It was five years ago that Jeff Marrazzo, CEO of Spark Therapeutics, first stood in front of a crowd at the J.P. Morgan Healthcare Conference to outline his company's path forward. Fast forward to today, and the biotech is now a year removed from securing the first ever U.S. approval of a gene therapy for an inherited disease.
To do that, Spark had to take on clinical, regulatory and, in particular, manufacturing hurdles — challenges that in some ways still persist.
BioPharma Dive sat down with Marrazzo to discuss Spark's journey in gene therapy manufacturing and the questions left to answer in the next five years.
This interview has been condensed and edited for clarity.
BIOPHARMA DIVE: What sticking points are there still to get past in gene therapy manufacturing?

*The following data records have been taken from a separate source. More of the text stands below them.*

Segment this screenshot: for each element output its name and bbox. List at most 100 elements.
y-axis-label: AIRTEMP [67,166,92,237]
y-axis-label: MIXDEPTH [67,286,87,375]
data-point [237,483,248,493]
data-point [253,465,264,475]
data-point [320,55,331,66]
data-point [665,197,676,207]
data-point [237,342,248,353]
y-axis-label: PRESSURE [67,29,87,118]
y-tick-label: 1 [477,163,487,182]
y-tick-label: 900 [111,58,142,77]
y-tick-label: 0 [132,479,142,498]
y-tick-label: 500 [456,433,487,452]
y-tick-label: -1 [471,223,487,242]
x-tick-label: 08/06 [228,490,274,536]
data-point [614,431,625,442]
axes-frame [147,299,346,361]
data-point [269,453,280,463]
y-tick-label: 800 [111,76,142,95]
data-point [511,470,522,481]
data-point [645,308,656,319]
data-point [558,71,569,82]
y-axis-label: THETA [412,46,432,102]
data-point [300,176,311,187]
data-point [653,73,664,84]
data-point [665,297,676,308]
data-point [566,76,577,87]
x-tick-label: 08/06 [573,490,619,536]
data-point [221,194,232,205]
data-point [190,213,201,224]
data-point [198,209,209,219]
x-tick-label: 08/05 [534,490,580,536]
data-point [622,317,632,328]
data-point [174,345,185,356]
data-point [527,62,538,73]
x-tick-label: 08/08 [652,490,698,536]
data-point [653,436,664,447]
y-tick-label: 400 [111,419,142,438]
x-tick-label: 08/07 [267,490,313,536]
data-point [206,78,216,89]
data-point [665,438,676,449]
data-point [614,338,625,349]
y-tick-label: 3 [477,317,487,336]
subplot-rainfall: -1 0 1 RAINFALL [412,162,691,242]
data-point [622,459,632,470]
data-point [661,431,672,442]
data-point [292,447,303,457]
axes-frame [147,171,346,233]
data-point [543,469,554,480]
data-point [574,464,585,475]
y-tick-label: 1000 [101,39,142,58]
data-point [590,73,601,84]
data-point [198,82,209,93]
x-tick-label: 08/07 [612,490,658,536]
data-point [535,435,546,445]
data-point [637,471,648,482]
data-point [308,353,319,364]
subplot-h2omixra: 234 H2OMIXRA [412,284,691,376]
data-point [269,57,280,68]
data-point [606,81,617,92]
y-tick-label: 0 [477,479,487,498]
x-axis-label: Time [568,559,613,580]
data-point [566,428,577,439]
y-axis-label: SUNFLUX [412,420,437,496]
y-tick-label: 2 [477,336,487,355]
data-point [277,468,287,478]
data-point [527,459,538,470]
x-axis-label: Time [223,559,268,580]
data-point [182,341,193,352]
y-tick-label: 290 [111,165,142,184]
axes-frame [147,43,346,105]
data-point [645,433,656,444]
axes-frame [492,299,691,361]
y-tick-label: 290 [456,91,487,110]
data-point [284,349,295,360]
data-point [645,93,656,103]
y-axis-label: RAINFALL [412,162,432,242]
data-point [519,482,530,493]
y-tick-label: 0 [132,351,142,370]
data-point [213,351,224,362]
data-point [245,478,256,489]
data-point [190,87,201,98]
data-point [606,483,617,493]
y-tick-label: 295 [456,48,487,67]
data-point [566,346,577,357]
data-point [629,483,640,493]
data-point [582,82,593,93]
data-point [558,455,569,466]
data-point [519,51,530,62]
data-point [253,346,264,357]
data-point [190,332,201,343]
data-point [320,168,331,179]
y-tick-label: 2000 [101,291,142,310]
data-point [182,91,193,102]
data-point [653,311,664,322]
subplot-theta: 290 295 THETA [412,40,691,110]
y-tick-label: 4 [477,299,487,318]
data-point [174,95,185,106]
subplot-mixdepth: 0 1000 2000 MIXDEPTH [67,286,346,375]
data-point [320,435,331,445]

MARRAZZO: This has been no small task to go from scratch to a first-approved gene therapy facility. We have not only gone through and understood how to establish the validation of your process, but established validation of the methods that you use to confirm your process is what you said it is.
We developed 41 different assays to test and release Luxturna; the large majority of those are going to be applicable to every other thing that we do. We aren't going to have to do that again.
Our [Biologics License Application], when we filed it with the FDA and similarly with the EMA, was like 60,000 pages. The vast majority of it wasn't about the clinical data. It was about CMC, or chemistry, manufacturing and controls, which is all about how our process works, how we control for it and how we show reproducibility.
One of the really important developments beyond Luxturna for us over the last 18 months has been the development of a process where we could take the same cell line that has been approved with Luxturna and apply it to a suspension.
[To manufacture Luxturna] we use these things called roller bottles. What you do is attach the cells to the side of the surface of these vessels. In order to increase the amount of capacity, you need to double the number of vessels and you need more people or more time in the facility to increase the capacity because it's a linear scale-up.
We've been able to take those cells and give them a completely different soup, if you will, where they can live and grow up inside the vessel. As opposed to attaching to the side, they can actually sit in solution. If you go from 10 liters to 100 liters, you don't increase the number of operators, you don't increase the number of time, but you all of a sudden went ten-fold larger.
This is the way most biologics have been scaled. We're at an essentially 400-liter system that we have [tested] multiple times now.
There is work that we will need to do to continue to show the reproducibility of that. That is one of the areas of focus for us over '19 and '20, but the scale that we're at is already sufficient to meet the commercial demand for what we're projecting in hemophilia.
Has there been an area of gene therapy manufacturing — supply chain, acquiring talent, etc. — that stands out as having been particularly difficult?
MARRAZZO: This stuff all ultimately comes down to people.
I know and remember all the scars of getting here to there. We had to bring together people that knew these molecules really well, who were phenomenal scientists.
But in order to be able to bring these to patients at commercial scale, you also need the operational know-how to be able to replicate this over and over and over again. [At the time] there was no commercial-scale gene therapy manufacturing talent.
We had to basically make that up from the people who knew monoclonal antibodies or enzymes. We had to bring them together with the scientists who really knew gene therapy and get them to work together.
That cross-learning and cross-pollination is one of the most complex [pieces]. I knew it from the beginning and there's no silver bullet for that.
That's the biggest challenge, but also the biggest success when you make your way through.
How was the process of dealing with regulators, at least from a manufacturing perspective?
MARRAZZO: The really unique thing about this whole first application was we were not just breaking ground around gene therapy, we were also breaking ground around an area of medical need in these blinding diseases where there were no existing drugs, period.
The regulators, to their credit, collaborated well with us on development of a novel endpoint. Our primary endpoint was not an endpoint ever used before, and it was because these diseases had never been studied in a Phase 3 trial before.
In hemophilia we have precedents of what are the right endpoints. But with Luxturna we had to basically develop the clinical development course as well as the manufacturing development course.
Both of those were extremely collaborative. We had Breakthrough Therapy Designation, but regulators also wanted to see these succeed. If you think about it from a human perspective, these are people who have worked, in some cases, at the FDA for 25 years in this group and never had seen an approved product. They genuinely want to do the right thing for public health in the United States, but they're also human and they would love to see these things make their way to patients.
It was a great collaboration, and it is also one of the areas that we think is an intrinsic value about the company — that we have that relationship and we know how to work our way through a new territory that they've never been in and we've never been in. Bringing scientific rationale and explanation to regulatory questions, they appreciate that.
And how much is there left to iron out with the FDA as far as manufacturing guidance for gene therapies?
MARRAZZO: There's still plenty to work through. The area of a CMC is still one that, while we have cracked a lot of it, I think first of all there are people who are going to be going through with different systems — maybe an insect cell line versus a mammalian cell line. Someone might go through it with a system that is not actually these bottles but flasks on a stack. There are things that ultimately will still need to be worked through in that context.